Un enfant qui n’est pas constamment réprimandé, frappé ou puni sera probablement plus serein, mieux préparé à connaître ses propres limites et à les respecter. En évitant la peur ou la honte, il développera une plus grande confiance en lui, sera plus calme, plus concentré. En répondant à ses questions sans crier ni punir, en lui offrant un environnement structurant et rassurant, on lui donne les moyens d’évoluer dans un climat propice à son épanouissement.

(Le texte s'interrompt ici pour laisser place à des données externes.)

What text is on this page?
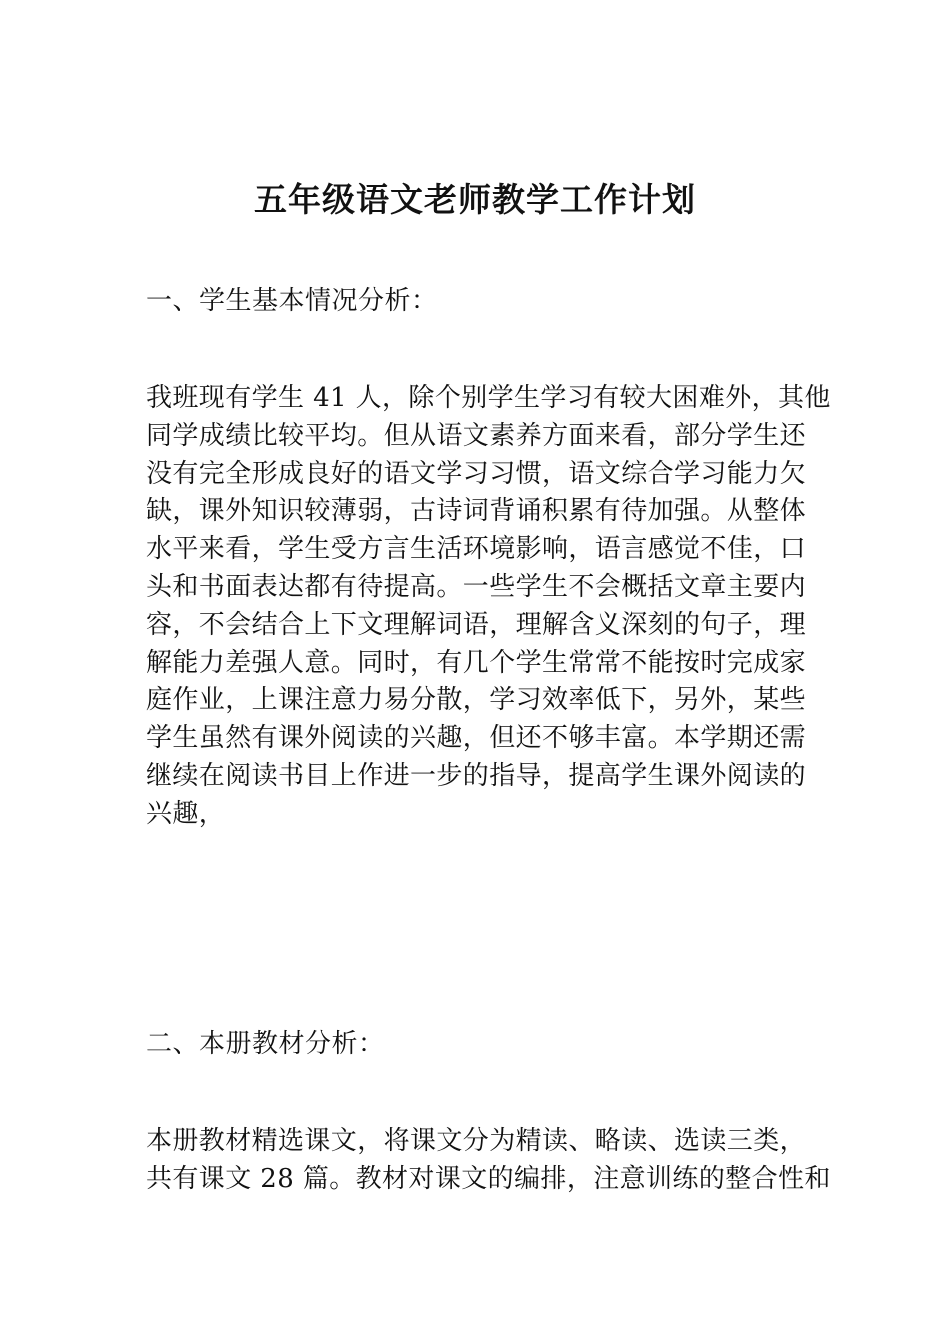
五年级语文老师教学工作计划

一、学生基本情况分析：

我班现有学生 41 人，除个别学生学习有较大困难外，其他
同学成绩比较平均。但从语文素养方面来看，部分学生还
没有完全形成良好的语文学习习惯，语文综合学习能力欠
缺，课外知识较薄弱，古诗词背诵积累有待加强。从整体
水平来看，学生受方言生活环境影响，语言感觉不佳，口
头和书面表达都有待提高。一些学生不会概括文章主要内
容，不会结合上下文理解词语，理解含义深刻的句子，理
解能力差强人意。同时，有几个学生常常不能按时完成家
庭作业，上课注意力易分散，学习效率低下，另外，某些
学生虽然有课外阅读的兴趣，但还不够丰富。本学期还需
继续在阅读书目上作进一步的指导，提高学生课外阅读的
兴趣，

二、本册教材分析：

本册教材精选课文，将课文分为精读、略读、选读三类，
共有课文 28 篇。教材对课文的编排，注意训练的整合性和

Créer un environnement adapté

La véritable alternative à la systématisation des récompenses et des punitions repose sur l’aménagement de l’espace et sur l’observation attentive des demandes de l’enfant. Lorsque celui-ci lance des objets, il faut parfois le laisser faire, afin de satisfaire sa curiosité, puis lui proposer, en douceur, une autre activité ou un autre objet pour capter son attention et éviter les crises de pleurs ou de colère prolongés. Par exemple, si un enfant essaie de lancer des jouets fragiles ou inappropriés, il est judicieux de remplacer ces objets par des contenants remplis de petites balles, de pinces ou de cuillères, qui lui permettront d’expérimenter librement tout en étant en sécurité. L’adulte, en adaptant l’environnement, évite ainsi l’intervention constante, favorise un climat de confiance et d’autonomie, et accompagne le développement harmonieux de l’enfant.

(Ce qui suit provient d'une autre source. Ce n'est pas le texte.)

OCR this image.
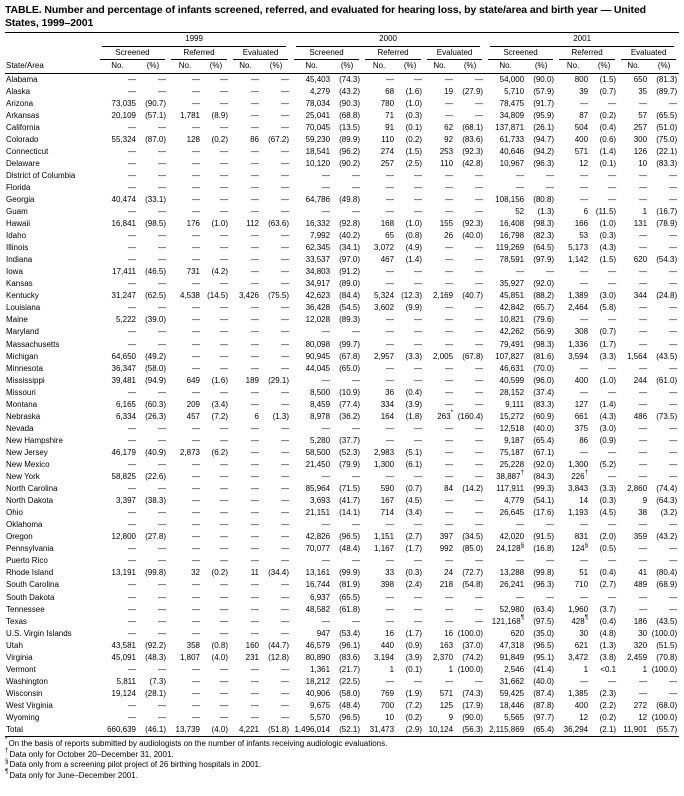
TABLE. Number and percentage of infants screened, referred, and evaluated for hearing loss, by state/area and birth year — United States, 1999–2001
State/Area	1999						2000						2001					

	Screened		Referred		Evaluated		Screened		Referred		Evaluated		Screened		Referred		Evaluated	

	No.	(%)	No.	(%)	No.	(%)	No.	(%)	No.	(%)	No.	(%)	No.	(%)	No.	(%)	No.	(%)
Alabama	—	—	—	—	—	—	45,403	(74.3)	—	—	—	—	54,000	(90.0)	800	(1.5)	650	(81.3)
Alaska	—	—	—	—	—	—	4,279	(43.2)	68	(1.6)	19	(27.9)	5,710	(57.9)	39	(0.7)	35	(89.7)
Arizona	73,035	(90.7)	—	—	—	—	78,034	(90.3)	780	(1.0)	—	—	78,475	(91.7)	—	—	—	—
Arkansas	20,109	(57.1)	1,781	(8.9)	—	—	25,041	(68.8)	71	(0.3)	—	—	34,809	(95.9)	87	(0.2)	57	(65.5)
California	—	—	—	—	—	—	70,045	(13.5)	91	(0.1)	62	(68.1)	137,871	(26.1)	504	(0.4)	257	(51.0)
Colorado	55,324	(87.0)	128	(0.2)	86	(67.2)	59,230	(89.9)	110	(0.2)	92	(83.6)	61,733	(94.7)	400	(0.6)	300	(75.0)
Connecticut	—	—	—	—	—	—	18,541	(96.2)	274	(1.5)	253	(92.3)	40,646	(94.2)	571	(1.4)	126	(22.1)
Delaware	—	—	—	—	—	—	10,120	(90.2)	257	(2.5)	110	(42.8)	10,967	(96.3)	12	(0.1)	10	(83.3)
District of Columbia	—	—	—	—	—	—	—	—	—	—	—	—	—	—	—	—	—	—
Florida	—	—	—	—	—	—	—	—	—	—	—	—	—	—	—	—	—	—
Georgia	40,474	(33.1)	—	—	—	—	64,786	(49.8)	—	—	—	—	108,156	(80.8)	—	—	—	—
Guam	—	—	—	—	—	—	—	—	—	—	—	—	52	(1.3)	6	(11.5)	1	(16.7)
Hawaii	16,841	(98.5)	176	(1.0)	112	(63.6)	16,332	(92.8)	168	(1.0)	155	(92.3)	16,408	(98.3)	166	(1.0)	131	(78.9)
Idaho	—	—	—	—	—	—	7,992	(40.2)	65	(0.8)	26	(40.0)	16,798	(82.3)	53	(0.3)	—	—
Illinois	—	—	—	—	—	—	62,345	(34.1)	3,072	(4.9)	—	—	119,269	(64.5)	5,173	(4.3)	—	—
Indiana	—	—	—	—	—	—	33,537	(97.0)	467	(1.4)	—	—	78,591	(97.9)	1,142	(1.5)	620	(54.3)
Iowa	17,411	(46.5)	731	(4.2)	—	—	34,803	(91.2)	—	—	—	—	—	—	—	—	—	—
Kansas	—	—	—	—	—	—	34,917	(89.0)	—	—	—	—	35,927	(92.0)	—	—	—	—
Kentucky	31,247	(62.5)	4,538	(14.5)	3,426	(75.5)	42,623	(84.4)	5,324	(12.3)	2,169	(40.7)	45,851	(88.2)	1,389	(3.0)	344	(24.8)
Louisiana	—	—	—	—	—	—	36,428	(54.5)	3,602	(9.9)	—	—	42,842	(65.7)	2,464	(5.8)	—	—
Maine	5,222	(39.0)	—	—	—	—	12,028	(89.3)	—	—	—	—	10,821	(79.6)	—	—	—	—
Maryland	—	—	—	—	—	—	—	—	—	—	—	—	42,262	(56.9)	308	(0.7)	—	—
Massachusetts	—	—	—	—	—	—	80,098	(99.7)	—	—	—	—	79,491	(98.3)	1,336	(1.7)	—	—
Michigan	64,650	(49.2)	—	—	—	—	90,945	(67.8)	2,957	(3.3)	2,005	(67.8)	107,827	(81.6)	3,594	(3.3)	1,564	(43.5)
Minnesota	36,347	(58.0)	—	—	—	—	44,045	(65.0)	—	—	—	—	46,631	(70.0)	—	—	—	—
Mississippi	39,481	(94.9)	649	(1.6)	189	(29.1)	—	—	—	—	—	—	40,599	(96.0)	400	(1.0)	244	(61.0)
Missouri	—	—	—	—	—	—	8,500	(10.9)	36	(0.4)	—	—	28,152	(37.4)	—	—	—	—
Montana	6,165	(60.3)	209	(3.4)	—	—	8,459	(77.4)	334	(3.9)	—	—	9,111	(83.3)	127	(1.4)	—	—
Nebraska	6,334	(26.3)	457	(7.2)	6	(1.3)	8,978	(36.2)	164	(1.8)	263*	(160.4)	15,272	(60.9)	661	(4.3)	486	(73.5)
Nevada	—	—	—	—	—	—	—	—	—	—	—	—	12,518	(40.0)	375	(3.0)	—	—
New Hampshire	—	—	—	—	—	—	5,280	(37.7)	—	—	—	—	9,187	(65.4)	86	(0.9)	—	—
New Jersey	46,179	(40.9)	2,873	(6.2)	—	—	58,500	(52.3)	2,983	(5.1)	—	—	75,187	(67.1)	—	—	—	—
New Mexico	—	—	—	—	—	—	21,450	(79.9)	1,300	(6.1)	—	—	25,228	(92.0)	1,300	(5.2)	—	—
New York	58,825	(22.6)	—	—	—	—	—	—	—	—	—	—	38,887†	(84.3)	226†	—	—	—
North Carolina	—	—	—	—	—	—	85,964	(71.5)	590	(0.7)	84	(14.2)	117,911	(99.3)	3,843	(3.3)	2,860	(74.4)
North Dakota	3,397	(38.3)	—	—	—	—	3,693	(41.7)	167	(4.5)	—	—	4,779	(54.1)	14	(0.3)	9	(64.3)
Ohio	—	—	—	—	—	—	21,151	(14.1)	714	(3.4)	—	—	26,645	(17.6)	1,193	(4.5)	38	(3.2)
Oklahoma	—	—	—	—	—	—	—	—	—	—	—	—	—	—	—	—	—	—
Oregon	12,800	(27.8)	—	—	—	—	42,826	(96.5)	1,151	(2.7)	397	(34.5)	42,020	(91.5)	831	(2.0)	359	(43.2)
Pennsylvania	—	—	—	—	—	—	70,077	(48.4)	1,167	(1.7)	992	(85.0)	24,128§	(16.8)	124§	(0.5)	—	—
Puerto Rico	—	—	—	—	—	—	—	—	—	—	—	—	—	—	—	—	—	—
Rhode Island	13,191	(99.8)	32	(0.2)	11	(34.4)	13,161	(99.9)	33	(0.3)	24	(72.7)	13,288	(99.8)	51	(0.4)	41	(80.4)
South Carolina	—	—	—	—	—	—	16,744	(81.9)	398	(2.4)	218	(54.8)	26,241	(96.3)	710	(2.7)	489	(68.9)
South Dakota	—	—	—	—	—	—	6,937	(65.5)	—	—	—	—	—	—	—	—	—	—
Tennessee	—	—	—	—	—	—	48,582	(61.8)	—	—	—	—	52,980	(63.4)	1,960	(3.7)	—	—
Texas	—	—	—	—	—	—	—	—	—	—	—	—	121,168¶	(97.5)	428¶	(0.4)	186	(43.5)
U.S. Virgin Islands	—	—	—	—	—	—	947	(53.4)	16	(1.7)	16	(100.0)	620	(35.0)	30	(4.8)	30	(100.0)
Utah	43,581	(92.2)	358	(0.8)	160	(44.7)	46,579	(96.1)	440	(0.9)	163	(37.0)	47,318	(96.5)	621	(1.3)	320	(51.5)
Virginia	45,091	(48.3)	1,807	(4.0)	231	(12.8)	80,890	(83.6)	3,194	(3.9)	2,370	(74.2)	91,849	(95.1)	3,472	(3.8)	2,459	(70.8)
Vermont	—	—	—	—	—	—	1,361	(21.7)	1	(0.1)	1	(100.0)	2,546	(41.4)	1	<0.1	1	(100.0)
Washington	5,811	(7.3)	—	—	—	—	18,212	(22.5)	—	—	—	—	31,662	(40.0)	—	—	—	—
Wisconsin	19,124	(28.1)	—	—	—	—	40,906	(58.0)	769	(1.9)	571	(74.3)	59,425	(87.4)	1,385	(2.3)	—	—
West Virginia	—	—	—	—	—	—	9,675	(48.4)	700	(7.2)	125	(17.9)	18,446	(87.8)	400	(2.2)	272	(68.0)
Wyoming	—	—	—	—	—	—	5,570	(96.5)	10	(0.2)	9	(90.0)	5,565	(97.7)	12	(0.2)	12	(100.0)
Total	660,639	(46.1)	13,739	(4.0)	4,221	(51.8)	1,496,014	(52.1)	31,473	(2.9)	10,124	(56.3)	2,115,869	(65.4)	36,294	(2.1)	11,901	(55.7)
*On the basis of reports submitted by audiologists on the number of infants receiving audiologic evaluations.
†Data only for October 20–December 31, 2001.
§Data only from a screening pilot project of 26 birthing hospitals in 2001.
¶Data only for June–December 2001.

Conséquences logiques et naturelles

Il est important, face à un comportement ou à une action, de montrer à l’enfant non seulement comment agir, mais aussi ce qu’il faut éviter pour ne pas provoquer de situations problématiques. Si l’enfant reproduit un comportement interdit, l’adulte doit lui expliquer avec calme et neutralité, en lui montrant clairement les conséquences naturelles de ses actes. Il s’agit d’adopter une attitude douce, sans reproches ni jugements, pour que l’enfant se sente aimé et accepté. En lui faisant comprendre que ses actions ont un impact direct sur lui-même et sur les autres, on lui enseigne la responsabilité et la conscience de ses choix. Ce mode éducatif permet à l’enfant d’apprendre à prendre des décisions responsables, non pas par crainte d’une punition, mais parce qu’il comprend le lien entre ses actions et leurs effets. La clé est que l’enfant puisse établir une véritable connexion entre ce qu’il fait et ce qui en découle naturellement, pour ainsi progresser en autonomie et en sagesse.